Around the world people are moving to the left. In BC this has lead to the governing Liberals sinking in the polls and facing a right wing split in the form of the BC Conservative party. In a poll released on November 2 by Angus-Reid the BC NDP has the support of 49 per cent of decided voters in BC. The Liberals and Conservatives between them only have the support of 42 per cent of people. The Green party trails at 7 per cent
 
The Conservative party only recently became more than a fringe party. The organizers used the opposition to the Liberal Harmonized Sales Tax to bring their party back into public attention. In 2011 the party elected formerTory MP John Cummins as leader. The party rose in the polls and briefly had an MLA when John van Dongen left the Liberals in the March to join the Conservatives. He has since changed his mind and sits as an independent. At the same time the Conservatives seem to be in a never ending internal fight about whether their elected leader, Cummins, really has the support of the party or not.
 
The governing Liberals are also in disarray. According to polling company Angus Reid, their support has been dropping since Ms. Clark was elected leader in March of 2011. With a small increase over the last few months due to a drop in support for the Conservatives. As a consequence, the Liberals were too afraid to open this legislature this Fall.
 
Facing a farily certain defeat in the May 2013 provincial election a number of Liberal Cabinet ministers announced they would not stand for reelection. Thees include the current and a former Finance Minister, the Transportation Minister, the Minister for Energy and Mines, the Education Minister, and the Child and Family Development Minister. So far 14 out of 46 sitting Liberal MLA's have announced they won't run.

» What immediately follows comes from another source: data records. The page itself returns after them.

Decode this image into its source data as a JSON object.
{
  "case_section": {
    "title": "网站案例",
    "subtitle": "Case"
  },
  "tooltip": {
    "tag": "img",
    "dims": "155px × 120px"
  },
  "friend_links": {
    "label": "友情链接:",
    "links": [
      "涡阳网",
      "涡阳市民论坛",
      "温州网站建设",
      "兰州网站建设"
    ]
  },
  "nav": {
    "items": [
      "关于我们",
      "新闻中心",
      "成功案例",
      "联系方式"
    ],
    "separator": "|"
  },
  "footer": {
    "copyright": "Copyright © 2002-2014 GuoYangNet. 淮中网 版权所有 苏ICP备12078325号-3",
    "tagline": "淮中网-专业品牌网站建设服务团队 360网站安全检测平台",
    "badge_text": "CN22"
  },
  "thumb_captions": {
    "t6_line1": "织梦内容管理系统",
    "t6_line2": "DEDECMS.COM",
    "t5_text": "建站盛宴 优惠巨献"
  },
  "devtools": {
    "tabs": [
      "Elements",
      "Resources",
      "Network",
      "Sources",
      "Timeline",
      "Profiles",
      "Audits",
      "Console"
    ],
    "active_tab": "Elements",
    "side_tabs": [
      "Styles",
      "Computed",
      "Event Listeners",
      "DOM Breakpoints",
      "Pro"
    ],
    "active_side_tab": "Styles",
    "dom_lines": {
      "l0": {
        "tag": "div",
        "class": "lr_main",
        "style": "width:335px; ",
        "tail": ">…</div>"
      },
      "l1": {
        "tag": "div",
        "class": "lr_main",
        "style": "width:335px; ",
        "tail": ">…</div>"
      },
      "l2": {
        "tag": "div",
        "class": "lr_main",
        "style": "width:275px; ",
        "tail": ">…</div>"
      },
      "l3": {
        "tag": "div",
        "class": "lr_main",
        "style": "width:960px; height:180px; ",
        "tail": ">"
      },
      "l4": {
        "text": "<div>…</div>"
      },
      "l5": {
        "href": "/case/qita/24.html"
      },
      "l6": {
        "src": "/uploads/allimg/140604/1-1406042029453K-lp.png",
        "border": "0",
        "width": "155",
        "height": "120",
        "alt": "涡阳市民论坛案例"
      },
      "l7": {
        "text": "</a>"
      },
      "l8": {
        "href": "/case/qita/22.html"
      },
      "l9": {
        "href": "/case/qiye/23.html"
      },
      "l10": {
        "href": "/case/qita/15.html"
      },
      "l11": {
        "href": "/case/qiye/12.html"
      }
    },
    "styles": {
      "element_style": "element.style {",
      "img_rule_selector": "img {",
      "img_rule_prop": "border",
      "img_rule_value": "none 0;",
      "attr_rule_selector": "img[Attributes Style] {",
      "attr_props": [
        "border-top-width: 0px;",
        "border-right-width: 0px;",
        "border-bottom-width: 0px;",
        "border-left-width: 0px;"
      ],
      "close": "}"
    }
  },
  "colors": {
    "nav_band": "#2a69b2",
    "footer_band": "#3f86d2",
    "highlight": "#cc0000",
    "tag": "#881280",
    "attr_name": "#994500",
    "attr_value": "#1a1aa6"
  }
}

Having loyally served the 1% and the corporations of BC they can easily get high paying private sector jobs after the election instead of risking a humiliating defeat at the polls.
 
The Liberals' problems started before 2011 when Clark became leader and Adrian Dix was elected leader of the BC NDP. The Liberals have been trailing the NDP in the polls since a few months after the last election in 2009.
 
Clark has continued the Liberals program of tax cuts for the rich and their corporations, and service and wage cuts for the rest of us. The Canadian Centre for Policy Alternatives calculated that as a result of a decade of regressive tax cuts, the bottom 20 per cent of households pay 14 – 15 per cent of income in taxes, the middle income households pay taxes at 13 per cent and it drops to 11 per cent for the richest 20 per cent.
 
While the corporate parties remain loyal to the 1% the world is moving to the left. We've seen this in the occupy movement, in the Arab spring, the Orange wave in the last federal election, and now in a series of strikes across the public sector in BC. The politics of the business parties has less and less appeal to the majority in BC, now is the time to build a movement that can force our parliaments and legislatures to undo the tax cuts, to properly fund public services, create climate jobs and to raise wages.